In this paper, we propose an infinite impulse response (IIR) filtering with complex coefficients for Euclid distance based filtering, e.g. bilateral filtering. Recursive filtering of edge-preserving filtering is the most efficient filtering. Recursive bilateral filtering and domain transform filtering belong to this type. These filters measure the difference between pixel intensities by geodesic distance. Also, these filters do not have separability. The aspects make the filter sensitive to noises. Bilateral filtering does not have these issues, but it is time-consuming. In this paper, edge-preserving filtering with the complex exponential function is proposed. The resulting stack of these IIR filtering is merged to approximated edge-preserving in FIR filtering, which includes bilateral filtering. For bilateral filtering, a raised-cosine function is used for efficient approximation. The experimental results show that the proposed filter, named IIR bilateral filter, approximates well and the computational cost is low.

Fast bilateral filter for multichannel images via soft-assignment coding

This paper presents an acceleration method of the bilateral filter (BF) for multi-channel images. In most existing acceleration methods, the BF is approximated by an appropriate combination of convolutions. A major purpose under this framework is to achieve sufficient approximate accuracy by as few convolutions as possible.

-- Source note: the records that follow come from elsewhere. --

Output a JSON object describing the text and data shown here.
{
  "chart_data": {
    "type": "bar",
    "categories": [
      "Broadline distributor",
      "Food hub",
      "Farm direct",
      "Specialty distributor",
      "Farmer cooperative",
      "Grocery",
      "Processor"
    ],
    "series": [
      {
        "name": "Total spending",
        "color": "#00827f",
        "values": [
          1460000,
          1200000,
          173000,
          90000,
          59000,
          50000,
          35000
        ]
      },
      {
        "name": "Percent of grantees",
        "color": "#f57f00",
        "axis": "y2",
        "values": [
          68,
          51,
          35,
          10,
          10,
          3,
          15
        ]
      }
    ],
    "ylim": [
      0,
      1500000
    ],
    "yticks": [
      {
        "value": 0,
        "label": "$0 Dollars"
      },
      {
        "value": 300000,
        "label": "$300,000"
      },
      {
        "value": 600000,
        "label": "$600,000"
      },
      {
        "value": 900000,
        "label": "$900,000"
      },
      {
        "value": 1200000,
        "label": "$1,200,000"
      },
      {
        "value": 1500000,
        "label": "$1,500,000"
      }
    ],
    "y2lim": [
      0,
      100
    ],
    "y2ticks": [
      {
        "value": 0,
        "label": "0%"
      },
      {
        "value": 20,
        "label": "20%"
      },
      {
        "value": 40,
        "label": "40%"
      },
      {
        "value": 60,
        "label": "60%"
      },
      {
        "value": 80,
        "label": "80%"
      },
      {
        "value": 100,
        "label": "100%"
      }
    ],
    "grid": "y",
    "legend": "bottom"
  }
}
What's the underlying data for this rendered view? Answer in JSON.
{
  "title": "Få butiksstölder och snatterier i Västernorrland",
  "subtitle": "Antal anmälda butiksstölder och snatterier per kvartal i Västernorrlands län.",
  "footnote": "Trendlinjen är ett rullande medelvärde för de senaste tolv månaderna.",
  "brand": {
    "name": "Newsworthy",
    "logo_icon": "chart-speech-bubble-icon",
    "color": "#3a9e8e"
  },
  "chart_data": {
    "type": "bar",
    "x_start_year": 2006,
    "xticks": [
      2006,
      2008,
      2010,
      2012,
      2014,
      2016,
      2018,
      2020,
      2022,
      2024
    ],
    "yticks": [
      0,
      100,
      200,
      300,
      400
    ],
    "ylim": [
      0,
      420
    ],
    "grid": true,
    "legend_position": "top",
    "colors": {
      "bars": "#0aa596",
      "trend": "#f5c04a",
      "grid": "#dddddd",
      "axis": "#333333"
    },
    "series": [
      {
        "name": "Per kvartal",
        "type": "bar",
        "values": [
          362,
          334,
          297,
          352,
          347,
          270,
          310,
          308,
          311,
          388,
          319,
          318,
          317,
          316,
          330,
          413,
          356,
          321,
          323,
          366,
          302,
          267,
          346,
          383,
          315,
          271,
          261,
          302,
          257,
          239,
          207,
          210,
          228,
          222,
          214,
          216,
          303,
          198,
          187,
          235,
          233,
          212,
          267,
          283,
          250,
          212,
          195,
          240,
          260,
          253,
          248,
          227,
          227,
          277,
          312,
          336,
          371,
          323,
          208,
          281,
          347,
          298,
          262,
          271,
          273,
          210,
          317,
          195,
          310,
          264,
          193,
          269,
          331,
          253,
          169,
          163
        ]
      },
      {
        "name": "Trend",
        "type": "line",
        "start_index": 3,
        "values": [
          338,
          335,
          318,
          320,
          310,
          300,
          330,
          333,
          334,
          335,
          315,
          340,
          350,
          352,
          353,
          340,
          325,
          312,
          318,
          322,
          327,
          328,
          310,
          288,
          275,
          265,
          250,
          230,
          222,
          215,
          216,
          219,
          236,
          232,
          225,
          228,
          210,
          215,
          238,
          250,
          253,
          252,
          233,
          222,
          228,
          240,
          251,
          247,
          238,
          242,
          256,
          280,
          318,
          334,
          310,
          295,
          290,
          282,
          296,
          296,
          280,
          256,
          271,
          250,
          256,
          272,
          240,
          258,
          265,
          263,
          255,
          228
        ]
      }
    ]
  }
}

However, state-of-the-art methods for multi-channel images still requires hundreds of (e.g., 256) convolutions to achieve sufficient accuracy. The proposed method reduces the number of convolutions without a loss in accuracy via soft-assignment coding. This approach enables us to take two major advantages that two state-of-the-art methods (scalar quantization with linear interpolation and vector quantization) have individually provided. Experiments show that the proposed method can produce sufficiently-accurate resulting images by using 64–80 convolutions only.